I can’t imagine what it would be like if my wife, Allie, or Roxy left. I think it would fall apart, even though I’m the guy who gets all the credit. Those 3 are my muses.
Allie and Roxy are both entertaining in their own ways. Allie’s an extrovert like me. Opened up to me right away. Heck, she trusted me right away. Just had an intuition.
Roxy’s an introvert. She’s fine spending time alone. But once she opened up to me, we became super close and it’s been like that since.
I started off as a cartoonist. I was doing political cartoons for trolling. Yes, I hate politics, as I’ve said many, many times. But I hate people who try to take my Freedoms away even more. So I made fun of them via cartoons.
You’ll still see traces of my cartoonish style in my artwork. I’ll occasionally do a piece that’s an homage to those days. Like “Stupid Fish!!” below:
The girls both chuckled when I showed them the finished product. It’s supposed to be silly.
Sometimes, you gotta have a little absurdity in your life, because you know what? Life is often absurd.
I bust my ass the past month. Painted and practiced my lessons every single chance I got. Barely had a social life, other than hanging with Allie, Roxy, and the Mrs.

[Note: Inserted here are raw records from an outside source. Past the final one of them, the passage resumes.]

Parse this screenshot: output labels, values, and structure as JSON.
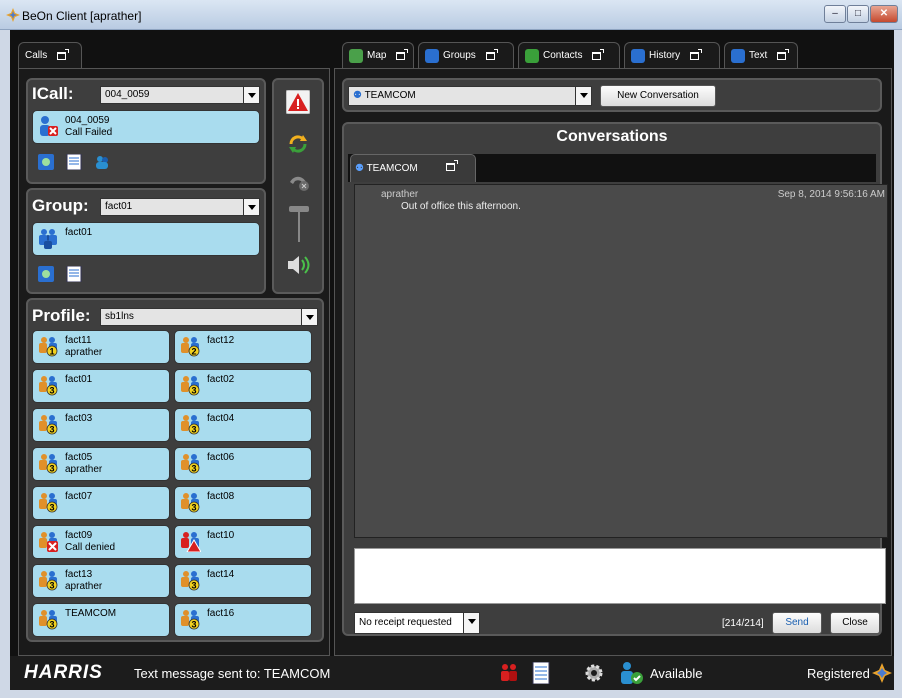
{
  "window": {
    "title": "BeOn Client [aprather]",
    "btn_min": "–",
    "btn_max": "□",
    "btn_close": "✕"
  },
  "calls_tab": {
    "label": "Calls"
  },
  "right_tabs": [
    {
      "label": "Map",
      "icon": "map-icon"
    },
    {
      "label": "Groups",
      "icon": "groups-icon"
    },
    {
      "label": "Contacts",
      "icon": "contacts-icon"
    },
    {
      "label": "History",
      "icon": "history-icon"
    },
    {
      "label": "Text",
      "icon": "text-icon"
    }
  ],
  "icall": {
    "label": "ICall:",
    "selected": "004_0059",
    "card_name": "004_0059",
    "card_status": "Call Failed"
  },
  "group": {
    "label": "Group:",
    "selected": "fact01",
    "card_name": "fact01"
  },
  "profile": {
    "label": "Profile:",
    "selected": "sb1lns",
    "cards": [
      {
        "name": "fact11",
        "sub": "aprather",
        "badge": "1"
      },
      {
        "name": "fact12",
        "sub": "",
        "badge": "2"
      },
      {
        "name": "fact01",
        "sub": "",
        "badge": "3"
      },
      {
        "name": "fact02",
        "sub": "",
        "badge": "3"
      },
      {
        "name": "fact03",
        "sub": "",
        "badge": "3"
      },
      {
        "name": "fact04",
        "sub": "",
        "badge": "3"
      },
      {
        "name": "fact05",
        "sub": "aprather",
        "badge": "3"
      },
      {
        "name": "fact06",
        "sub": "",
        "badge": "3"
      },
      {
        "name": "fact07",
        "sub": "",
        "badge": "3"
      },
      {
        "name": "fact08",
        "sub": "",
        "badge": "3"
      },
      {
        "name": "fact09",
        "sub": "Call denied",
        "badge": "x"
      },
      {
        "name": "fact10",
        "sub": "",
        "badge": "!"
      },
      {
        "name": "fact13",
        "sub": "aprather",
        "badge": "3"
      },
      {
        "name": "fact14",
        "sub": "",
        "badge": "3"
      },
      {
        "name": "TEAMCOM",
        "sub": "",
        "badge": "3"
      },
      {
        "name": "fact16",
        "sub": "",
        "badge": "3"
      }
    ]
  },
  "text_panel": {
    "group_select": "TEAMCOM",
    "new_conversation": "New Conversation",
    "header": "Conversations",
    "conv_tab": "TEAMCOM",
    "message": {
      "sender": "aprather",
      "time": "Sep 8, 2014 9:56:16 AM",
      "text": "Out of office this afternoon."
    },
    "input_value": "",
    "receipt_select": "No receipt requested",
    "counter": "[214/214]",
    "send": "Send",
    "close": "Close"
  },
  "statusbar": {
    "logo": "HARRIS",
    "message": "Text message sent to: TEAMCOM",
    "presence": "Available",
    "registration": "Registered"
  },
  "colors": {
    "card_bg": "#a9dcee",
    "panel_bg": "#3e3e3e",
    "app_bg": "#111111",
    "emergency_red": "#d82020"
  }
}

I also painted Sophia as Selene from an older pose. Sophia has dark brown hair, but with black gouache, her hair would have been drowned out. So I painted her as a redhead.
Did it work? I thought so. I like how Sophia looks as a redhead.
By the way, Romania is awesome for architecture. Folks are always talking about Paris, Prague, Milan, Rome, and Venice for architecture and nobody mentions Romania.
I don’t get it. Maybe it’s just been undiscovered. But regardless, totally underrated. Next time I do something similar, I’ll add more buildings.
Anyways back to the original point – we’re all works in progress. I don’t like people who think they know everything. They’re boring as hell. Can’t learn anything new.
When I meet someone who’s interesting, I’m all ears.